Ce nouveau spin off des Stryges ne déçoit pas. On y retrouve le sel qui fait l'ADN de la série mère : des investigations qui amènent une part importante de mystères, sur fond de fantastique évidement. Autre époque, autres protagonistes, même créatures ailées, même recette et ça marche toujours autant. Retour au 19e siècle, l'intrigue démarre avec des fouilles archéologiques en Egypte. La découverte d'un tombeau, des sarcophages géants, un étrange liquide noir, de curieuses momies ... il ne faut pas plus de quelques pages pour poser de solides bases à l'intrigue et lancer le récit. C'est efficace, l'ambiance est là, le mystère aussi. Cette découverte attire la convoitise de personnages louches et la curiosité du lecteur. Ce premier tome donne déjà lieu à des révélations, qui font le lien avec la série principale. Corbeyran a intelligemment lié les Stryges à l'Egypte antique... c'est malin tout plein. On a maintenant envie de se plonger dans la suite pour connaitre le fin mot de tout ça. Parfois les spins off s'étirent avec peu de choses à raconter. Ici c'est tout l'inverse, la série est annoncée en 2 tomes alors qu'il semble qu'il y a encore du potentiel à développer et pleins de choses à découvrir.

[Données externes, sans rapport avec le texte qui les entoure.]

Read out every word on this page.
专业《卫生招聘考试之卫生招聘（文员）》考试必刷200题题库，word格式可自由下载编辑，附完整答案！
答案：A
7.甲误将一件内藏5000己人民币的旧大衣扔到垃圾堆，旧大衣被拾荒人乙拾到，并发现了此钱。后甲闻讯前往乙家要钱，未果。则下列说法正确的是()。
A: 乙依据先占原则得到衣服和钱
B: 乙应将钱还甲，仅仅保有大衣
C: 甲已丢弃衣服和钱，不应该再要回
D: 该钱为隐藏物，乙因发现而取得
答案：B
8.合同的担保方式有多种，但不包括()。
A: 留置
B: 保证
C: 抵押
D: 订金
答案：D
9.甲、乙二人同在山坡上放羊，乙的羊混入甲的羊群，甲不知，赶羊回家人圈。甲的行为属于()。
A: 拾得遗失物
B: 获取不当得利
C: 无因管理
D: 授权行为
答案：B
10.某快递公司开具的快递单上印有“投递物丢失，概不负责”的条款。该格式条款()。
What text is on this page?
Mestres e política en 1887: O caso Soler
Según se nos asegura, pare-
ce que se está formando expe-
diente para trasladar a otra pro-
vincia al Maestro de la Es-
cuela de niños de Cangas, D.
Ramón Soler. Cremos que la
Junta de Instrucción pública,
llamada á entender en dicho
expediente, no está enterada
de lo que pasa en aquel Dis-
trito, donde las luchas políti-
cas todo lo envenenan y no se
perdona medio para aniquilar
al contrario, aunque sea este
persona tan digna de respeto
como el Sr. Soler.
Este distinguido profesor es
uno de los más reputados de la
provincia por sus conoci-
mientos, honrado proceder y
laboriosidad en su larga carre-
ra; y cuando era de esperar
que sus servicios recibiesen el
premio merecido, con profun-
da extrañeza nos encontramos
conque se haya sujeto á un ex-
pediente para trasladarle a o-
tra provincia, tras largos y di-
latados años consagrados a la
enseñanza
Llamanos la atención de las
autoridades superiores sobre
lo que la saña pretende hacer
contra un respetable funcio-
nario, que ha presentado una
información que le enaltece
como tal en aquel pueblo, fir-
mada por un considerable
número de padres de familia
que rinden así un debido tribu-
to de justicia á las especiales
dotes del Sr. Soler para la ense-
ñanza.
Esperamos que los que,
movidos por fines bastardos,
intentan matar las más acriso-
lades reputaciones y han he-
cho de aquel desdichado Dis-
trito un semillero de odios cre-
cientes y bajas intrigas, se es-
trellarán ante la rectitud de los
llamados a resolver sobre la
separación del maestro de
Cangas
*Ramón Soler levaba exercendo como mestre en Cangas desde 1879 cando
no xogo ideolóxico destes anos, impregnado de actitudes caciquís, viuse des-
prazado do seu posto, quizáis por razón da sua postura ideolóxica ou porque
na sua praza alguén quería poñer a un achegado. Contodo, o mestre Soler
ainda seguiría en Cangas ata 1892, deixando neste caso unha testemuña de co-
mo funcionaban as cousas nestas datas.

Coté dessin, le trait de Nicolas Begue ne jure pas avec l'esprit de la série, au contraire. Son style dynamique, appuyé par des décors soignés, s'inscrit là aussi tout à fait dans l'esprit de cet univers. Un diptyque qui a tout pour ravir les fans de la série. Le tome 2 vient effectivement conclure cette parenthèse égyptienne. Il a le bon gout d'être dans la droite lignée du premier : des mystères, de l'action et bien sur les réponses qu'on attendait. Celles-ci ne déçoivent pas, au contraire. Ca confirme la bonne impression initiale, Corbeyran a été inspiré avec le lien qu'il a imaginé entre les Stryges et l'Egypte antique. Le scénario est efficace et malin, et pour ne rien gâcher il y a quelques clins d'oeil qui font le le lien avec les autres séries de l'univers des Stryges. Un spin-off de qualité, qui apporte un complément interessant.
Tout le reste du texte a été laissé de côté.